Cette histoire a fait remonter en moi des souvenirs d’enfance. 
Nous avons eu chacun, ma sœur Christine et moi, une petite tortue de Floride. Elles étaient très jolies, la peau de leur tête était finement colorée avec un entrelacement de bandes jaunes et vertes, une tache rouge orangée ornait ce qui nous paraissait être l’emplacement des oreilles.
Les deux tortues vivaient dans un bac en matière plastique translucide. Le bac était rempli d’eau. Il y avait en son centre une île agrémentée d’un palmier vert (en plastique aussi) qui servait au repos des tortues. Nous les nourrissions de viande hachée crue dont elles se délectaient avec voracité.
Les tortues nous ont accompagné lors de notre vie en Suède (1967-1968). Au printemps, j’ai capturé quelques têtards dans la forêt suédoise de Torpshammar. Nos tortues les déchiquetèrent sans les manger. Nos deux Trachemys scripta elegans , c’est leur noms scientifique, nous ont quitté vers la fin des années soixante-dix en France où nous étions retourné. Je n’ai pas conservé de souvenir précis de leur disparition.
Je me souviens parfaitement par contre des circonstances de ma première rencontre avec les tortues de Floride. C’était en 1966 et j’étais en CE1.

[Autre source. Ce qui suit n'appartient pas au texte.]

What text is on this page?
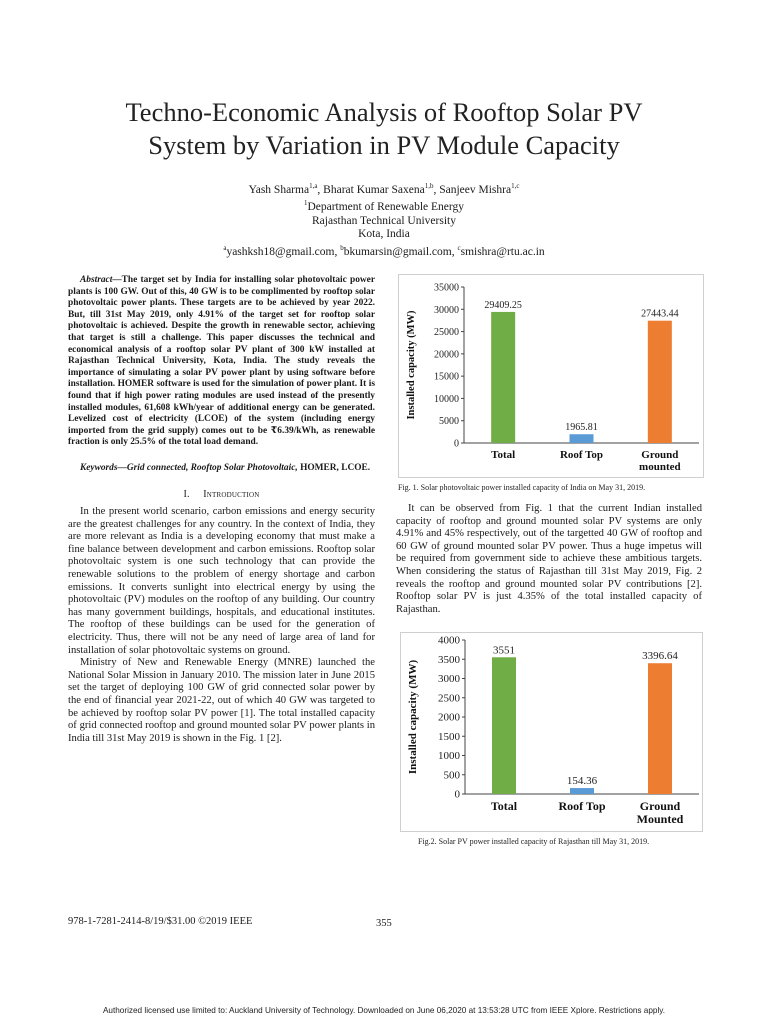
Techno-Economic Analysis of Rooftop Solar PV
System by Variation in PV Module Capacity
Yash Sharma$^{1,a}$, Bharat Kumar Saxena$^{1,b}$, Sanjeev Mishra$^{1,c}$
$^1$Department of Renewable Energy
Rajasthan Technical University
Kota, India
$^a$yashksh18@gmail.com, $^b$bkumarsin@gmail.com, $^c$smishra@rtu.ac.in

Abstract—The target set by India for installing solar photovoltaic power plants is 100 GW. Out of this, 40 GW is to be complimented by rooftop solar photovoltaic power plants. These targets are to be achieved by year 2022. But, till 31st May 2019, only 4.91% of the target set for rooftop solar photovoltaic is achieved. Despite the growth in renewable sector, achieving that target is still a challenge. This paper discusses the technical and economical analysis of a rooftop solar PV plant of 300 kW installed at Rajasthan Technical University, Kota, India. The study reveals the importance of simulating a solar PV power plant by using software before installation. HOMER software is used for the simulation of power plant. It is found that if high power rating modules are used instead of the presently installed modules, 61,608 kWh/year of additional energy can be generated. Levelized cost of electricity (LCOE) of the system (including energy imported from the grid supply) comes out to be ₹6.39/kWh, as renewable fraction is only 25.5% of the total load demand.

Keywords—Grid connected, Rooftop Solar Photovoltaic, HOMER, LCOE.

I. Introduction

In the present world scenario, carbon emissions and energy security are the greatest challenges for any country. In the context of India, they are more relevant as India is a developing economy that must make a fine balance between development and carbon emissions. Rooftop solar photovoltaic system is one such technology that can provide the renewable solutions to the problem of energy shortage and carbon emissions. It converts sunlight into electrical energy by using the photovoltaic (PV) modules on the rooftop of any building. Our country has many government buildings, hospitals, and educational institutes. The rooftop of these buildings can be used for the generation of electricity. Thus, there will not be any need of large area of land for installation of solar photovoltaic systems on ground.

Ministry of New and Renewable Energy (MNRE) launched the National Solar Mission in January 2010. The mission later in June 2015 set the target of deploying 100 GW of grid connected solar power by the end of financial year 2021-22, out of which 40 GW was targeted to be achieved by rooftop solar PV power [1]. The total installed capacity of grid connected rooftop and ground mounted solar PV power plants in India till 31st May 2019 is shown in the Fig. 1 [2].

0
5000
10000
15000
20000
25000
30000
35000
Installed capacity (MW)
29409.25
Total
1965.81
Roof Top
27443.44
Ground
mounted
Fig. 1. Solar photovoltaic power installed capacity of India on May 31, 2019.

It can be observed from Fig. 1 that the current Indian installed capacity of rooftop and ground mounted solar PV systems are only 4.91% and 45% respectively, out of the targetted 40 GW of rooftop and 60 GW of ground mounted solar PV power. Thus a huge impetus will be required from government side to achieve these ambitious targets. When considering the status of Rajasthan till 31st May 2019, Fig. 2 reveals the rooftop and ground mounted solar PV contributions [2]. Rooftop solar PV is just 4.35% of the total installed capacity of Rajasthan.

0
500
1000
1500
2000
2500
3000
3500
4000
Installed capacity (MW)
3551
Total
154.36
Roof Top
3396.64
Ground
Mounted
Fig.2. Solar PV power installed capacity of Rajasthan till May 31, 2019.
978-1-7281-2414-8/19/$31.00 ©2019 IEEE	355
Authorized licensed use limited to: Auckland University of Technology. Downloaded on June 06,2020 at 13:53:28 UTC from IEEE Xplore. Restrictions apply.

Mon père était venu me chercher à l’école primaire de garçons du 10 de la rue Jeanne d’Arc. Comme d’habitude, il avait encore du travail à faire au bureau. Lequel était situé au dernier étage des  Nouvelles Galeries dont il dirigeait la communication et les relations publiques.
J’avais pour habitude de me promener dans les rayons pour passer le temps en attendant mon père. À cette époque, les Nouvelles Galeries présentaient régulièrement des nouveautés dans un stand situé à mi-palier dans l’escalier joignant les deuxième et troisième étages. 

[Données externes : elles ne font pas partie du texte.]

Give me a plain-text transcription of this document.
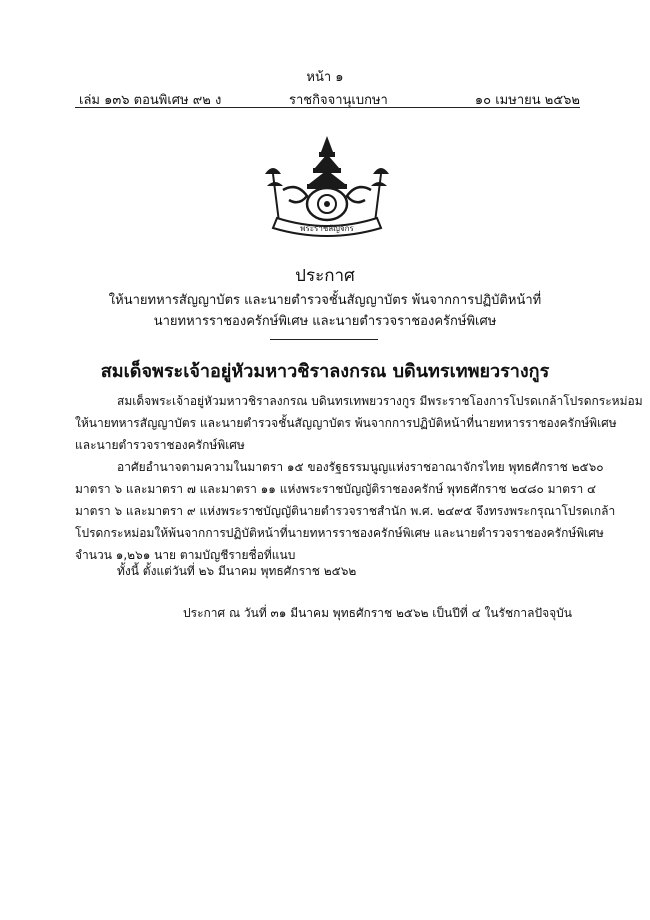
หน้า ๑
เล่ม ๑๓๖ ตอนพิเศษ ๙๒ ง	ราชกิจจานุเบกษา	๑๐ เมษายน ๒๕๖๒
พระราชลัญจกร
ประกาศ
ให้นายทหารสัญญาบัตร และนายตำรวจชั้นสัญญาบัตร พ้นจากการปฏิบัติหน้าที่
นายทหารราชองครักษ์พิเศษ และนายตำรวจราชองครักษ์พิเศษ
สมเด็จพระเจ้าอยู่หัวมหาวชิราลงกรณ บดินทรเทพยวรางกูร
สมเด็จพระเจ้าอยู่หัวมหาวชิราลงกรณ บดินทรเทพยวรางกูร มีพระราชโองการโปรดเกล้าโปรดกระหม่อม
ให้นายทหารสัญญาบัตร และนายตำรวจชั้นสัญญาบัตร พ้นจากการปฏิบัติหน้าที่นายทหารราชองครักษ์พิเศษ
และนายตำรวจราชองครักษ์พิเศษ
อาศัยอำนาจตามความในมาตรา ๑๕ ของรัฐธรรมนูญแห่งราชอาณาจักรไทย พุทธศักราช ๒๕๖๐
มาตรา ๖ และมาตรา ๗ และมาตรา ๑๑ แห่งพระราชบัญญัติราชองครักษ์ พุทธศักราช ๒๔๘๐ มาตรา ๔
มาตรา ๖ และมาตรา ๙ แห่งพระราชบัญญัตินายตำรวจราชสำนัก พ.ศ. ๒๔๙๕ จึงทรงพระกรุณาโปรดเกล้า
โปรดกระหม่อมให้พ้นจากการปฏิบัติหน้าที่นายทหารราชองครักษ์พิเศษ และนายตำรวจราชองครักษ์พิเศษ
จำนวน ๑,๒๖๑ นาย ตามบัญชีรายชื่อที่แนบ
ทั้งนี้ ตั้งแต่วันที่ ๒๖ มีนาคม พุทธศักราช ๒๕๖๒
ประกาศ ณ วันที่ ๓๑ มีนาคม พุทธศักราช ๒๕๖๒ เป็นปีที่ ๔ ในรัชกาลปัจจุบัน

Cette fois-ci, c’était un homme qui montrait et vendait des petites tortues aquatiques que personne ne connaissait encore en France. « Approchez mesdames et messieurs ! Venez admirer mes tortues aquatiques. Ce sont des tortues carnivores, elles se nourrissent de viande hachée. Approchez, approchez ! Si vous m’en achetez deux avec le bac en plexiglas, la troisième est offerte… Ces tortues feront le bonheur de la famille et particulièrement des enfants ».
Fasciné par ces bestioles (nous avions déjà à la maison deux tortues terrestres provençales, Caroline et Sophie, qui mangeaient de la salade et que je partageais avec ma sœur Christine) je m’éternisais devant le stand. Soudain le bonimenteur animalier m’apostropha avec brutalité. « Ouste ! Vas-t-en ! Tu gênes les clients à rester comme ça planté devant ma boutique.» Penaud, je remontais attendre que mon père finisse son travail et me ramène à la maison.

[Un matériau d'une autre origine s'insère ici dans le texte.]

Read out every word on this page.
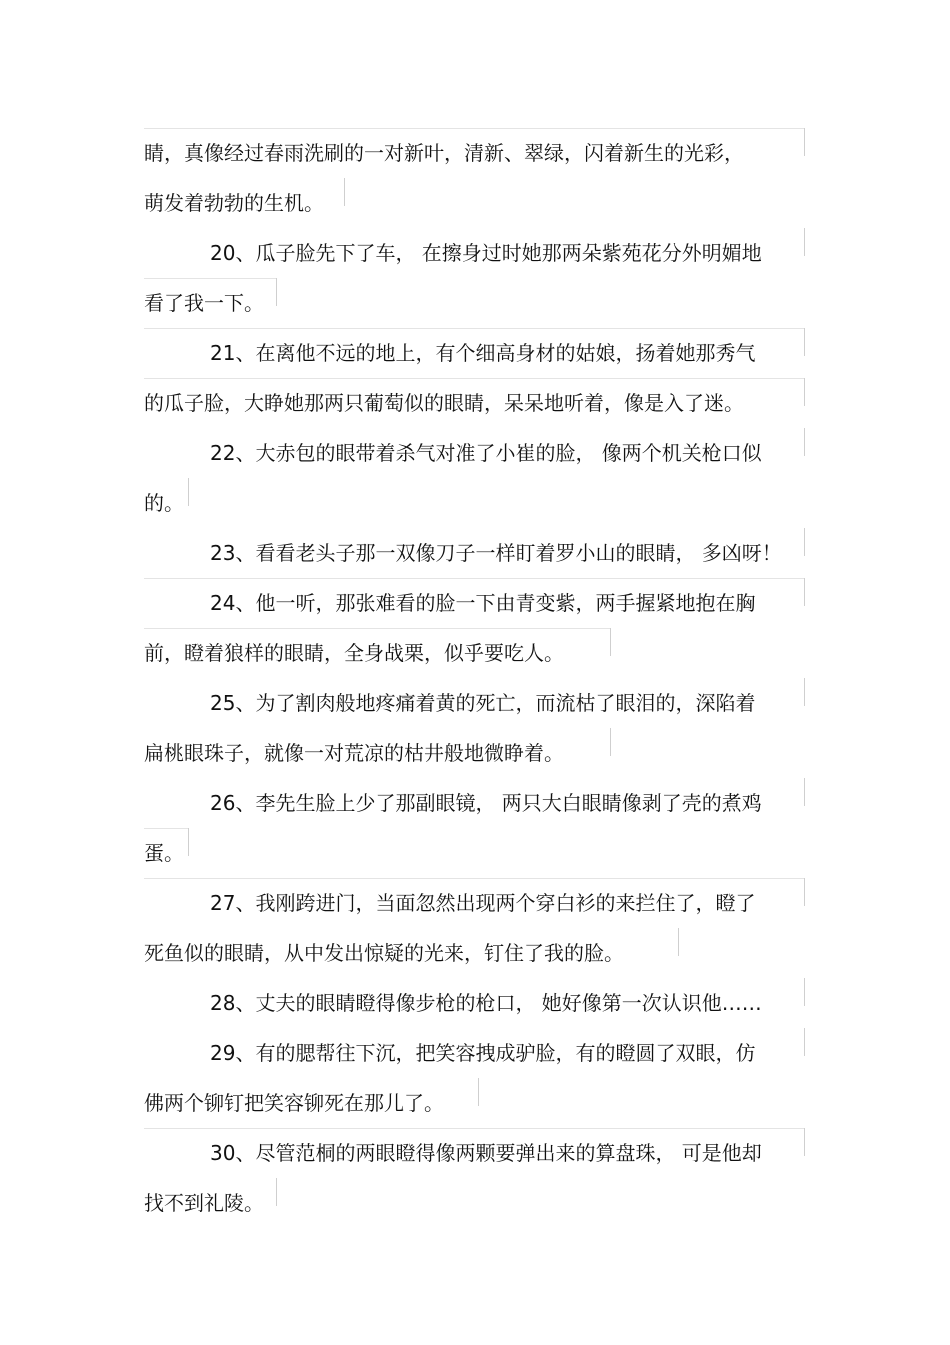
睛，真像经过春雨洗刷的一对新叶，清新、翠绿，闪着新生的光彩，
萌发着勃勃的生机。
20、瓜子脸先下了车， 在擦身过时她那两朵紫苑花分外明媚地
看了我一下。
21、在离他不远的地上，有个细高身材的姑娘，扬着她那秀气
的瓜子脸，大睁她那两只葡萄似的眼睛，呆呆地听着，像是入了迷。
22、大赤包的眼带着杀气对准了小崔的脸， 像两个机关枪口似
的。
23、看看老头子那一双像刀子一样盯着罗小山的眼睛， 多凶呀！
24、他一听，那张难看的脸一下由青变紫，两手握紧地抱在胸
前，瞪着狼样的眼睛，全身战栗，似乎要吃人。
25、为了割肉般地疼痛着黄的死亡，而流枯了眼泪的，深陷着
扁桃眼珠子，就像一对荒凉的枯井般地微睁着。
26、李先生脸上少了那副眼镜， 两只大白眼睛像剥了壳的煮鸡
蛋。
27、我刚跨进门，当面忽然出现两个穿白衫的来拦住了，瞪了
死鱼似的眼睛，从中发出惊疑的光来，钉住了我的脸。
28、丈夫的眼睛瞪得像步枪的枪口， 她好像第一次认识他……
29、有的腮帮往下沉，把笑容拽成驴脸，有的瞪圆了双眼，仿
佛两个铆钉把笑容铆死在那儿了。
30、尽管范桐的两眼瞪得像两颗要弹出来的算盘珠， 可是他却
找不到礼陵。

« J’ai fini Éric, nous allons pouvoir rentrer ensemble, mais avant je vais te montrer un nouveau stand de tortues aquatiques que nous avons fait venir au magasin. »
Revenu devant le stand, le camelot feignit de ne pas me reconnaître et, prenant son attitude la plus servile, s’adressa à mon père avec déférence « Ah monsieur Chapeau, quelle belle journée, les clients sont très intéressés. C’est votre fils ? Permettez que je lui offre une tortue ? Il a une petite sœur ? Et bien, on va rajouter une tortue pour la petite sœur et puis un bac, le plus grand… »
Selon que vous serez puissant ou misérable… disait Jean de la Fontaine.